The court battle over a $402,000 pension payment, and over the larger issue of a divorced spouse’s right to pension benefits, resumed in the Supreme Court on Monday afternoon with the filing of three new briefs called for by the Court on Oct. 28.  The briefs discuss a statutory issue in Kennedy v. DuPont Savings Plan Administrator (07-636) that the Court had originally not agreed to hear — that is, the role of plan documents in interpreting rights to benefits.

In the supplemental brief of the daughter of a former DuPont Co. employee, the late William Patrick Kennedy, Kari Ellen Kennedy told the Court that it would be contradicting “the collective wisdom of 45 legislatures” if it now ruled that Mr. Kennedy’s divorced wife, Liv, is now entitled to a pension that she explicitly surrendered in a divorce decree.  “Divorced spouses do not knowingly enrich ex-spouses to the detriment of children,” the document contended. To fail to enforce the divorce decree, just because Mr. Kennedy did not change his designation of a beneficiary in plan documents, would “eviscerate a uniform concept of voluntary waiver,” multiply litigation, and “deny courts their ERISA-mandated role of creating a federal common law of benefits.”

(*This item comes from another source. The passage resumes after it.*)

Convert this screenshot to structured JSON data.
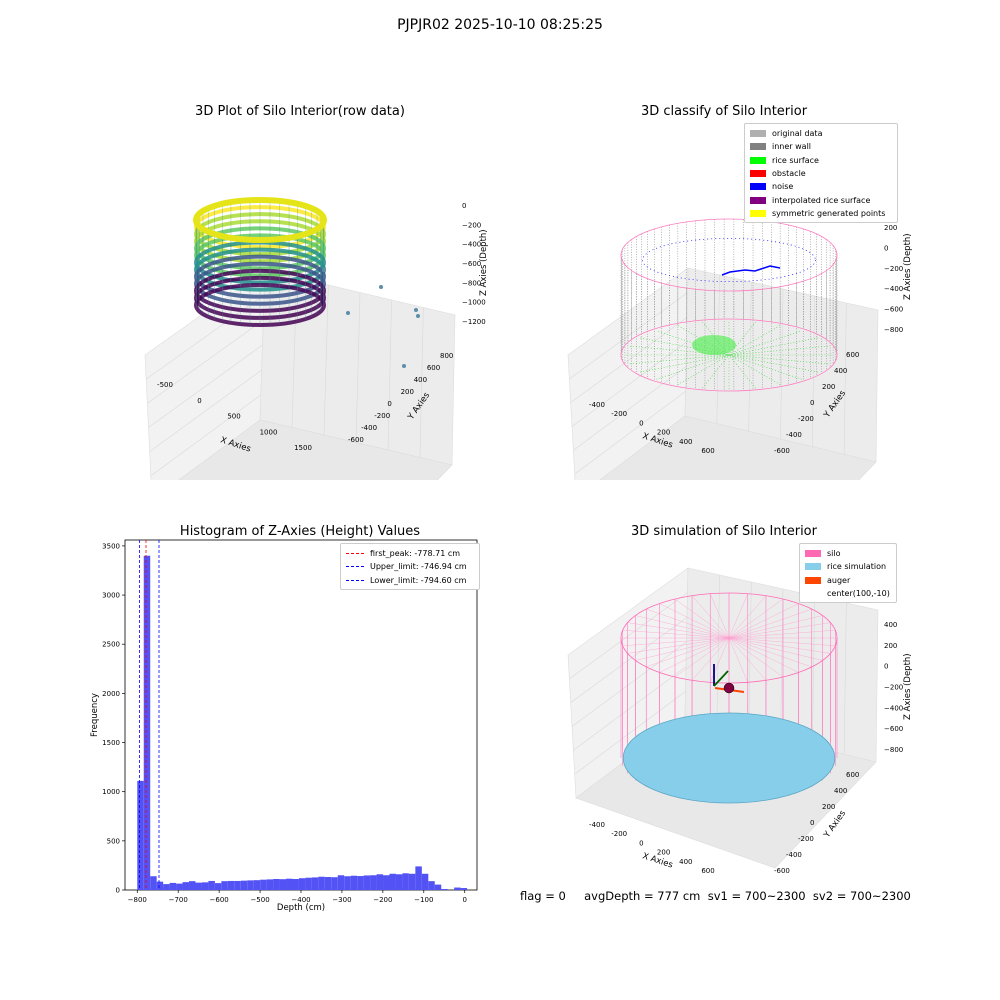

In the supplement brief for DuPont and its plan administrator, they argued that Liv Kennedy had a clear entitlement to the pension benefits because her late husband had given her that status and never changed it between their divorce and his death seven years later.  “If the Plan had paid William’s account balance to his estate pursuant to the purported waiver in the divorce decree, rather than to Liv as his designated beneficiary, it would have violated the terms of the Plan,” the brief said. “Moreover, because the statute requires that benefits be paid to the designated beneficiary, there is no gap for courts to fill by creating common law directing payments to anyone else.”

The U.S. Solicitor General, supporting Liv Kennedy’s rights to the pension funds, argued in a supplemental brief that “a rule that required plan administrators to recognized a waiver contained in a state-court divorce decree, even when the participant has not taken the steps necessary to effectuate the waiver, would allow the state-court decree to trump the beneficiary designated according to the plan.  It therefore would conflict with the plan administrator’s duties under ERISA.”

The Court heard argument in the case on Oct. 7.  Its interest in the plan documens’ role arose during that argument, leading to the post-argument request for added briefs.  The Justices will now resume their private deliberations on the case, with the new briefs in hand.